A graduate of Dartmouth College (2005) and Washington and Lee University School of Law (2010). These are my personal blogs, and the musings expressed on them do not reflect the positions of my employer. They do reflect my readings, thoughts, and aspirations, which I figure is good enough.

Friday, January 14, 2005

The Bard

News came out last week that Shakespeare might have had syphilis. My reaction to that "news" is the same as when Dan Shaughnessy wrote two weeks ago that Minky held the ball.

"Who the hell cares?"

This Shakespeare thing is a little more harmless than Dan Shaughnessy, but nevertheless, it's still stupid.

Let me break this idiocy down into compartmentalized, little bits of dumb.

Considering those symptoms along with William Shakespeare's eternal fascination with venereal disease, one doctor thinks he knows why the world's greatest writer slowed down in his later years: He was suffering from mercury poisoning due to treatment for syphilis.


1) His eternal fascination with venereal disease is expressed in Shakespeare's work because people back then, like today, got off on laughing at crabs, syphilis and gonorrhea. And Shakespeare knew how to work an audience. Better than Seinfeld. Much better.

2) Saying that mercury poisoning slowed Shakespeare down in his later years is like saying that tantric sex makes Sting write bad music; while the events may coincide, causality is not necessarily present. Not to knock Gordon, but his Police work was better than his solo stuff.

Dr. John J. Ross thinks the side effects of the treatment probably made it difficult for him to physically write.

And "if he had a venereal disease, some of the attitudes toward women become understandable," said Ross, an infectious diseases specialist at Tufts University who writes about his theory in the Feb. 1 issue of Clinical Infectious Diseases.


1) John Milton's blindness made it pretty damn hard for him to write, but it didn't stop him from churning out the greatest epic ever written in the English language. Considering a little mercury for his syphilis probably affected him less than whatever the 16th century equivalent of absinthe did, it probably did him more help than hurt.

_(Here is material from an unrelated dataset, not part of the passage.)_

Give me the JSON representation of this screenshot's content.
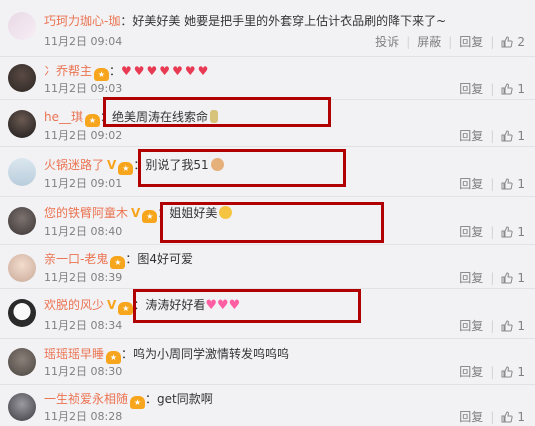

2) If Shakespeare's views on women changed because one of them gave him the crotch rot, I think we would have seen a significant change in his writing in terms of women. Suffice to say that condescending (to put it lightly) views on women were not exactly out of the mainstream for the time. Shakespeare wasn't the worst on women in the time, syphilis or no.

From then on the article goes on to detail pithy points in Shakespeare's writing that apparently conveys his newfound V.D.



One last thing though . . . in my opinion, if Shakespeare got syphilis, it wasn't from a woman.